Super flexible GeoAutoComplete with Solr

Super flexible GeoAutoComplete with Solr

In an inspiring article Cominvent AS presented us how to use Solr power to implement autocomplete feature. We are going to present you how to add a geographical component to this suggestion.

  1. Download and unpack Solr if you have not already http://www.apache.org/dyn/closer.cgi/lucene/solr/
  2. Download and unpack mappy-geoautocomplete.zip
  3. Cd to the autocomplete folder, open README.TXT and follow the instructions. When done you will have Solr up and running with the example data indexed into the “acgeo” core.
  4. When you browse to http://localhost:8000/ and start typing, you will see a map and countries and cities suggested

As ranking factor, we use a combination of the population of the countries and cities, the textual relevancy and, that is the main point of our article, the proximity to the center of the map we display. As the use of population and text relevancy has been explained in Cominvent As article, let's focus on the geographical part of the score. First we need to store the coordinates for each city and country. Thus we add longitude (lng) and latitude (lat) fields in our schema.xml

<field name="lng" type="float" indexed="true" stored="true" omitNorms="true" required="true"/>
<field name="lat" type="float" indexed="true" stored="true" omitNorms="true" required="true"/>

Then we need to modify solrconfig.xml

<requestHandler class="solr.SearchHandler" name="acgeo" default="true" >
    <lst name="defaults">
        <str name="defType">edismax</str>
        <str name="rows">10</str>
        <str name="fl">*,score</str>
        <str name="qf">name^30 textng^50.0</str>
        <str name="pf">textnge^50.0</str>
        <str name="bf">product(log(sum(population,1)),100)^20</str>
        <!-- Define relative importance between types.
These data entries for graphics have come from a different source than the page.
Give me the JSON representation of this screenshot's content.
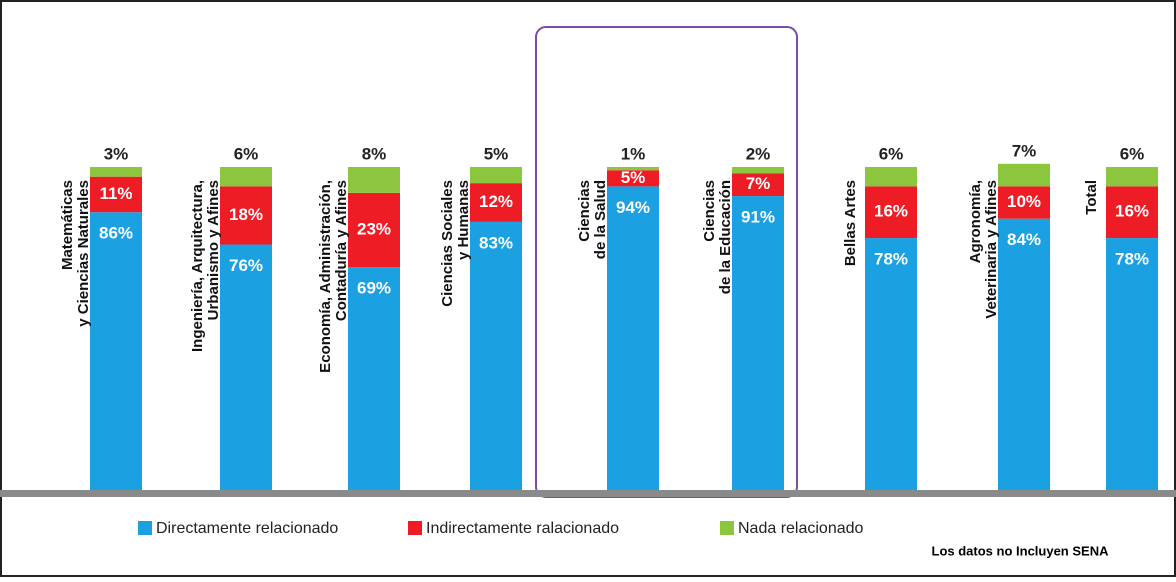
{
  "chart_data": {
    "type": "stacked_bar",
    "categories": [
      "Matemáticas\ny Ciencias Naturales",
      "Ingeniería, Arquitectura,\nUrbanismo y Afines",
      "Economía, Administración,\nContaduría y Afines",
      "Ciencias Sociales\ny Humanas",
      "Ciencias\nde la Salud",
      "Ciencias\nde la Educación",
      "Bellas Artes",
      "Agronomía,\nVeterinaria y Afines",
      "Total"
    ],
    "ylim": [
      0,
      100
    ],
    "series": [
      {
        "name": "Directamente relacionado",
        "color": "#1ba1e2",
        "values": [
          86,
          76,
          69,
          83,
          94,
          91,
          78,
          84,
          78
        ],
        "value_labels": [
          "86%",
          "76%",
          "69%",
          "83%",
          "94%",
          "91%",
          "78%",
          "84%",
          "78%"
        ]
      },
      {
        "name": "Indirectamente ralacionado",
        "color": "#ee1c25",
        "values": [
          11,
          18,
          23,
          12,
          5,
          7,
          16,
          10,
          16
        ],
        "value_labels": [
          "11%",
          "18%",
          "23%",
          "12%",
          "5%",
          "7%",
          "16%",
          "10%",
          "16%"
        ]
      },
      {
        "name": "Nada relacionado",
        "color": "#8cc63f",
        "values": [
          3,
          6,
          8,
          5,
          1,
          2,
          6,
          7,
          6
        ],
        "value_labels": [
          "3%",
          "6%",
          "8%",
          "5%",
          "1%",
          "2%",
          "6%",
          "7%",
          "6%"
        ]
      }
    ],
    "note": "Los datos no Incluyen SENA"
  }
}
May be overridden per request by e.g. &personboost=120 -->
        <str name="boost">product(product(map(query($type1query),0,0,1,$type1boost),map(query($type2query),0,0,1,$type2boost),map(query($type3query),0,0,1,$type3boost),map(query($type4query),0,0,1,$type4boost),$typeboost), geoboost($eps,$mu,$lat_min,$lng_min,$lat_max,$lng_max,lat,lng))</str>
        <double name="typeboost">1.0</double>

        <str name="type1query">type:"Countries"</str>
        <double name="type1boost">0.9</double>
        <str name="type2query">type:"Cities"</str>
        <double name="type2boost">0.5</double>
        <str name="type3query">type:"NA"</str>
        <double name="type3boost">0.0</double>
        <str name="type4query">type:"NA"</str>
        <double name="type4boost">0.0</double>

        <str name="lng_min">0</str>
        <str name="lat_min">0</str>
        <str name="lng_max">0</str>
        <str name="lat_max">0</str>
        <str name="eps">0.1</str>
        <str name="mu">1.0</str>

        <str name="debugQuery">false</str>
    </lst>
</requestHandler>

Now that our Solr is prepared to manage request with coordinates, we obviously have to send it.

$.ajax({
      'url': 'http://localhost:8983/solr/acgeo/select?',
      'delay': 1,
      'dataType': "jsonp",
      'data': {
        'q': request.term,
        wt: "json",
        "json.wrf" : "callback",
        "rows": 5,
        'lat_min': myMap.getBounds().getSouth(),
        'lat_max': myMap.getBounds().getNorth(),
        'lng_min': myMap.getBounds().getWest(),
        'lng_max': myMap.getBounds().getEast()
      },
...)

Even if Solr FunctionQuery gives us a set of possibility, it may not fit our particular needs. In that case we can easily extend the list of available functions by writing our own in Java. Let's implement a geoboost function that is equal to 1 inside a given bounding box, and that is decreasing until epsilon outside the bounding box. The decreasing speed is configurable via parameter mu (A plot of this function is available here)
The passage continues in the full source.